Essa atitude autorreflexiva de Sirk foi a grande inspiração de Fassbinder para produzir, no contexto vanguardista e moderno do Novo Cinema Alemão, melodramas que também questionassem a forma fílmica e o discurso próprio ao melodrama. A partir da influência das formas épicas de Brecht, retrabalhadas no grupo Antiteatro, do qual Fassbinder foi fundador, e da obra de Straub-Huillet, Fassbinder desconstruiu o discurso formal da retórica excessiva e dos grandes gestos no melodrama. Em O medo devora a alma (1974), onde Fassbinder transpõe a trama de Tudo o que o céu permite de Sirk para o contexto da Alemanha pós-Hitler, Ali (El Hedi ben Salem), um imigrante marroquino se envolve com Emi (Brigitte Mira), uma viúva idosa alemã, despertando enorme preconceito dos vizinhos e da família dela. O conflito entre o amor do casal e o olhar público que os condena é exposto a partir de uma expressão verbal e um gestual autoconscientes, que expõem os próprios meios fílmicos usados para a construção de significado.

No filme de Fassbinder há algo da desconfiança expressa pelo personagem de Lauren Bacall no filme de Sirk. No entanto, se no exemplo inicial havia um elemento autorreflexivo dentro de modo naturalista de expressão dentro de um cinema industrial, em Fassbinder o distanciamento é o elemento central da mise-en-scène, de modo que a atitude desconfiada dos personagens se detém por mais tempo na tela e seus gestos se revelam enquanto movimentos ensaiados. Um exemplo disso é a cena em que Emi apresenta Ali para seus filhos após casar-se com ele. Depois de reuní-los na sala de sua casa, ela conta do casamento, e diante da surpresa e curiosidade dos filhos, chama o marido, que entra na sala fazendo uma rebuscada mesura para a família. Então, segue-se, em um movimento de câmera lateral, a descrição das expressões de repulsa dos filhos de Emi (Figuras 54-58). Ao final da cena, o filho que está sentado mais à frente, levanta-se e chuta a televisão até destrui-la, saindo em seguida da sala. Os outros filhos e o cunhado, interpretado pelo próprio Fassbinder, o seguem, xingando-a. Nisso, Emi senta-se ao sofá e chora contidamente, sendo consolada por Ali.

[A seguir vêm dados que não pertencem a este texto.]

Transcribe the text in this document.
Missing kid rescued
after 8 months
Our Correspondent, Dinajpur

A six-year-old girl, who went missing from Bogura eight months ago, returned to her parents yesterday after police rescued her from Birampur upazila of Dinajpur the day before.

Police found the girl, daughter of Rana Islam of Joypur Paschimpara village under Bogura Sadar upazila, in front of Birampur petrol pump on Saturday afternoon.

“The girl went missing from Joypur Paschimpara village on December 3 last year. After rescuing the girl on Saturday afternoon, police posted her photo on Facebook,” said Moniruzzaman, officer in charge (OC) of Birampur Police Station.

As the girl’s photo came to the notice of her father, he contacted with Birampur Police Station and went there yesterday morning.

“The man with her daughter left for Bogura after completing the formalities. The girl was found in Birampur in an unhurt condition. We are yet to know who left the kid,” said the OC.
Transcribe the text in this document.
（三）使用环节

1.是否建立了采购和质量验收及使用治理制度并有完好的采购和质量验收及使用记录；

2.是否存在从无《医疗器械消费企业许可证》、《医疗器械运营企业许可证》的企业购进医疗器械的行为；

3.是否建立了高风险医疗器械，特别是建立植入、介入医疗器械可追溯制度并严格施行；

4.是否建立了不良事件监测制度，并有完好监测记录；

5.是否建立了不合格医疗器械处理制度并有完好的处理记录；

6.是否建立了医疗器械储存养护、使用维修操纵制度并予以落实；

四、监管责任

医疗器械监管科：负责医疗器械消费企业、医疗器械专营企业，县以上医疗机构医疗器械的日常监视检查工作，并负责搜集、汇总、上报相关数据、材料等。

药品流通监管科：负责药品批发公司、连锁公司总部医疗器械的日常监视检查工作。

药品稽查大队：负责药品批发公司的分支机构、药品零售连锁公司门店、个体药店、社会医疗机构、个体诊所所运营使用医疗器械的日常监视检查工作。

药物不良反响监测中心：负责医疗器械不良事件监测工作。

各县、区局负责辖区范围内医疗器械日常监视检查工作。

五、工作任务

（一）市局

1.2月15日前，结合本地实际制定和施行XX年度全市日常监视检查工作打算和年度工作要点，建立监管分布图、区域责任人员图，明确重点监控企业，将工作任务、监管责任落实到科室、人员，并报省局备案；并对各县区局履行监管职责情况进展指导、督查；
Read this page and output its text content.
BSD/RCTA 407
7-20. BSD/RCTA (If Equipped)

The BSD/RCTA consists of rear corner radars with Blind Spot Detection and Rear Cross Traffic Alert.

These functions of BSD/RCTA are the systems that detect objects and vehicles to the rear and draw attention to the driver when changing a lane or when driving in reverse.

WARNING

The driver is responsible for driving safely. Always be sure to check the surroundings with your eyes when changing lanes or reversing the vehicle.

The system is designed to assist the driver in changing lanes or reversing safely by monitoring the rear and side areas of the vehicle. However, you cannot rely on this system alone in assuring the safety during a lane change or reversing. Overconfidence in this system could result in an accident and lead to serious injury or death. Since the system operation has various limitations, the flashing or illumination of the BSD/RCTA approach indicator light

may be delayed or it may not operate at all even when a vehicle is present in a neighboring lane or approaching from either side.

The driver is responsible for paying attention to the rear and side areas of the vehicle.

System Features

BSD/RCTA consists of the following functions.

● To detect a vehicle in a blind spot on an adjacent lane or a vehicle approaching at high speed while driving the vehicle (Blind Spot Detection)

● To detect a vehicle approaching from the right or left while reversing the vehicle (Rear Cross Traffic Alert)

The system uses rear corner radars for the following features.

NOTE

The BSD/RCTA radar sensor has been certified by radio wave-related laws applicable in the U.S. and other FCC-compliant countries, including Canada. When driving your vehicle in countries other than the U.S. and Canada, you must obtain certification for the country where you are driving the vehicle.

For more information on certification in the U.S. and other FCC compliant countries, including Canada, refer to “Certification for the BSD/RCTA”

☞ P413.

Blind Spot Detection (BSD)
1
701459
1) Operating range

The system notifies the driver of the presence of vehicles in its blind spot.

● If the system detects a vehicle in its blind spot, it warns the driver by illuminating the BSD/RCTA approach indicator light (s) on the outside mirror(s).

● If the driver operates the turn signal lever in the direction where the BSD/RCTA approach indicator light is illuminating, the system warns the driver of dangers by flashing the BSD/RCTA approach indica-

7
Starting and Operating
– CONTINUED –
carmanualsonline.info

Figuras 54-58: O medo devora a alma: a repulsa dos filhos diante da mãe e de Ali

Na atitude dos filhos, a desaprovação não se faz notar por signos visuais convencionais: ninguém pivota a cabeça seguidamente para os lados ou se desespera em sinal de reprovação. Nesse momento em que essa recepção racista e xenófoba é trazida à tona, o próprio trabalho atoral é problematizado, uma vez que no caso do cinema de Fassbinder a estética que o determina não é o naturalismo. De forma artificial e que expõe claramente o caráter de atuação por trás das ações dos personagens, as pessoas na cena passam rapidamente da passividade à agressividade, mostrando-se relativamente inexpressivos em ambos os estados.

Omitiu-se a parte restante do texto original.